2021 Nobel Prize in Physics(2)
Reason for Award
for the discovery of the interplay of disorder and fluctuations in physical systems from atomic to planetary scales
Laureates
Italy
Explanation
Mr. Parisi studied things that look messy but still act together. A pile of sand keeps its shape even though each grain is loose, and a flock of birds changes form in the sky while staying together. Parisi looked at tiny magnets called a spin glass and found hidden rules that guide their motion. His discovery shows we can understand order inside apparent chaos.
Related Keywords
spin glass
A spin glass is a metallic alloy with dilute magnetic impurities where the sign of interactions between neighboring spins is random, causing the magnetization to freeze in a disordered arrangement. Frustration leads to a multitude of quasi-stable states. As temperature decreases, dynamics slow dramatically, exhibiting glass-like aging. Spin glasses serve as prototype systems in disordered statistical mechanics, spawning concepts such as replica symmetry breaking. Applications range from memory devices to generating hard instances for optimization algorithms.
frustration
Frustration occurs when competing interactions cannot be simultaneously satisfied, creating conflicting demands on the system’s energy minimization. Antiferromagnetism on a triangular lattice and spin glasses illustrate this. Frustration generates a rugged energy landscape with many local minima, leading to slow relaxation, hysteresis, and chaotic sensitivity.
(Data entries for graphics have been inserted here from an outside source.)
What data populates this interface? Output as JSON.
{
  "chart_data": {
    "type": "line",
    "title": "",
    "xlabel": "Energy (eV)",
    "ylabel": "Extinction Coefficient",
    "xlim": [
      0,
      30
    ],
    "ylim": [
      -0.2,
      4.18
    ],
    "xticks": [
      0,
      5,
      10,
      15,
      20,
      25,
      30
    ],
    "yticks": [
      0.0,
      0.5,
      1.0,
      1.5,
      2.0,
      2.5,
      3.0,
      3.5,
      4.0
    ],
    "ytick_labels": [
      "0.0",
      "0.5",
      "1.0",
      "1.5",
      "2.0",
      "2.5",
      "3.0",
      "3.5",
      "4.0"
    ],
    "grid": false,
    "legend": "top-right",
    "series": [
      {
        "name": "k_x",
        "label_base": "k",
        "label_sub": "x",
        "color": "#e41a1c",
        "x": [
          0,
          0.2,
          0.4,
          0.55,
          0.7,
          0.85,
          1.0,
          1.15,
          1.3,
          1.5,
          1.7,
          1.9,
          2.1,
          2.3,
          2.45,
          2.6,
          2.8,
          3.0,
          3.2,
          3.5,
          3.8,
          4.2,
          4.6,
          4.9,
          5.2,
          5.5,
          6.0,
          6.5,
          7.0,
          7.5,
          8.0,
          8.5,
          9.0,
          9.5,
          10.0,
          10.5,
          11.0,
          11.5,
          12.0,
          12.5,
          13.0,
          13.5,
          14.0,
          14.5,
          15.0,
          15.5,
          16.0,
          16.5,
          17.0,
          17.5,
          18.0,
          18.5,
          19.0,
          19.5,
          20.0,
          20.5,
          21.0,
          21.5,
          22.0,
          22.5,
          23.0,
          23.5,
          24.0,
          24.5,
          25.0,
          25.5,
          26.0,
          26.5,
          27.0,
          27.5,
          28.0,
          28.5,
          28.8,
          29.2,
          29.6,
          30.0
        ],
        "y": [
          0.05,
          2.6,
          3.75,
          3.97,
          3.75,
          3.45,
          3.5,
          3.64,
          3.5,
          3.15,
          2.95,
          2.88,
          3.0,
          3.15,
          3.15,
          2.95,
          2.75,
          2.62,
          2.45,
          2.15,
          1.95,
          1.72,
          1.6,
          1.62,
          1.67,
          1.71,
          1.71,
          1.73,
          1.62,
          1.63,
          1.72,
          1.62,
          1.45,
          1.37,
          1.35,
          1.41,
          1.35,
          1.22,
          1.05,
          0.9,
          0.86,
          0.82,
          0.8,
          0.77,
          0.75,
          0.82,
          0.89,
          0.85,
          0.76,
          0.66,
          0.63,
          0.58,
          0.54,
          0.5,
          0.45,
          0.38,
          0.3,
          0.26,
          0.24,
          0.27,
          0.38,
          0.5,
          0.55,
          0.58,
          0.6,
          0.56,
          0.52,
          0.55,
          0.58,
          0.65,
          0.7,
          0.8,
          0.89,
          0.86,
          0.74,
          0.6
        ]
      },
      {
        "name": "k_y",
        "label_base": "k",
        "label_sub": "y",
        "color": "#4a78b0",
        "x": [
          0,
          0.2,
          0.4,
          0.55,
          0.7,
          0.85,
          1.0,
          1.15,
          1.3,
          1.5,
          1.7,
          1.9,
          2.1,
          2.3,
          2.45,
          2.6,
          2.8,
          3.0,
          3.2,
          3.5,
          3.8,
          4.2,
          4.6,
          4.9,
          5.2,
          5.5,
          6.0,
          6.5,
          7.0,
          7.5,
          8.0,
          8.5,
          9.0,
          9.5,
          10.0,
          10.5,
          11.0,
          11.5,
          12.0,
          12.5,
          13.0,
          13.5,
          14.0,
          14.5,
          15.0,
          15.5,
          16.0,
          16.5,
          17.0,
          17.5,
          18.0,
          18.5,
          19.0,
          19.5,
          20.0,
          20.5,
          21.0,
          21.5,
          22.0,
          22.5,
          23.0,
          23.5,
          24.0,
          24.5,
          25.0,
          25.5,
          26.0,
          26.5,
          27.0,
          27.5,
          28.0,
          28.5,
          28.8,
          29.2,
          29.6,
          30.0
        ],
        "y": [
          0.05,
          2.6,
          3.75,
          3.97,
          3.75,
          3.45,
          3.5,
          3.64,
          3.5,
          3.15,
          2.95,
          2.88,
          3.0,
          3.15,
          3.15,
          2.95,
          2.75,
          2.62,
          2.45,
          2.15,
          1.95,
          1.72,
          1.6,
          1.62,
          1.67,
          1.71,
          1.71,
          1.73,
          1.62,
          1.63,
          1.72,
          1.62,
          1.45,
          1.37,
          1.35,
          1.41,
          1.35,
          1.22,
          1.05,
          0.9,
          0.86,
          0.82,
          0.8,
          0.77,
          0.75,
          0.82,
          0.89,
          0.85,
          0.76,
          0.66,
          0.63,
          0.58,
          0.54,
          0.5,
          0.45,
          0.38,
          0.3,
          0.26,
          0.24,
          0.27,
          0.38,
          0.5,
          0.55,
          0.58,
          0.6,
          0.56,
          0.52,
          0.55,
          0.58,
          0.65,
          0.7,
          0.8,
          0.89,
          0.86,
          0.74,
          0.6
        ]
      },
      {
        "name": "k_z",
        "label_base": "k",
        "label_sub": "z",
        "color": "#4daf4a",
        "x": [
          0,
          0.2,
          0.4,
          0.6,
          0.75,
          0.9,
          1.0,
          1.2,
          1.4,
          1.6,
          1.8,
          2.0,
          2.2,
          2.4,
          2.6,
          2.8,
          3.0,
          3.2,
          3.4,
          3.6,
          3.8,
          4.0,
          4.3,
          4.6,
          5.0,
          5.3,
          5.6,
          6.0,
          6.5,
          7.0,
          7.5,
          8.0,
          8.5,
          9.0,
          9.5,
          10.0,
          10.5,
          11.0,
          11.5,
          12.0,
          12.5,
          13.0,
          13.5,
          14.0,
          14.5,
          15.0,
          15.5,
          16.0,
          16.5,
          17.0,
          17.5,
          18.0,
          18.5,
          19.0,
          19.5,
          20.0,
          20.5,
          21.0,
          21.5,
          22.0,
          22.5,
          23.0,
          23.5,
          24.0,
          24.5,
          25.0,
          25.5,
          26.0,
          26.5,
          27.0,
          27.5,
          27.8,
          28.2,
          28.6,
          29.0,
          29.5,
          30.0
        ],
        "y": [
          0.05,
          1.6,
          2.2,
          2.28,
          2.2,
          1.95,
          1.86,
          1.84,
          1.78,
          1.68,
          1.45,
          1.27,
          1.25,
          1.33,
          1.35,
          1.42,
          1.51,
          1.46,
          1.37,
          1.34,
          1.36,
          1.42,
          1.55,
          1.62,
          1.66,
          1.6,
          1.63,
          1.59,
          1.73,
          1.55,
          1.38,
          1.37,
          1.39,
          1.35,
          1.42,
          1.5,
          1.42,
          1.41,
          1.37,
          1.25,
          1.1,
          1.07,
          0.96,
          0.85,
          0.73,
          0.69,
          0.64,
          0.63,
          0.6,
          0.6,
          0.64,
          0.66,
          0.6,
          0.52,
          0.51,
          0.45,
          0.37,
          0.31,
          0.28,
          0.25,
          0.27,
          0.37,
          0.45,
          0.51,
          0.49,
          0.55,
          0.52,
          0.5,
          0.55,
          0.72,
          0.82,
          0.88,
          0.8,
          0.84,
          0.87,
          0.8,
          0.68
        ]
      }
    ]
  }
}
Parisi’s theory mathematically exposed the hierarchical order hidden within frustrated systems.
replica symmetry breaking
Replica symmetry breaking (RSB) is the phenomenon where, in the free-energy solution of n replicated disordered systems, the originally equivalent replicas develop hierarchical heterogeneity in the order parameter. In the Sherrington–Kirkpatrick model, Parisi’s RSB solution restored physical entropy. RSB quantifies multi-valley landscapes, computational complexity and algorithmic hardness, with applications to glass transitions and combinatorial optimization.
complex system
A complex system consists of many interacting parts whose collective behavior cannot be understood by simple summation. Examples include climate, economies, neural networks and animal swarms. Features such as nonlinearity, adaptation, hierarchical structure and feedback abound, often producing chaos or critical phenomena. Mathematical tools developed in spin-glass research provide powerful means to analyze phase transitions and pattern formation in complex systems.
energy landscape
An energy landscape maps every possible configuration of a system to a height equal to its energy. Valleys correspond to stable states, hills or saddles to transition states. In spin glasses and protein folding the landscape is rugged, causing the system to wander among many minima and relax slowly. Parisi’s RSB theory revealed that such landscapes possess self-similar hierarchical organization.
jamming transition
Jamming occurs when particles become so densely packed that motion freezes, as in sand piles, foams or emulsions. Parisi and colleagues, through p-spin analyses, showed that the low-temperature glass phase and high-density jamming point fall under a unified statistical description. Jamming brings about static rigidity along with critical scaling and is related to models of earthquakes and traffic flow.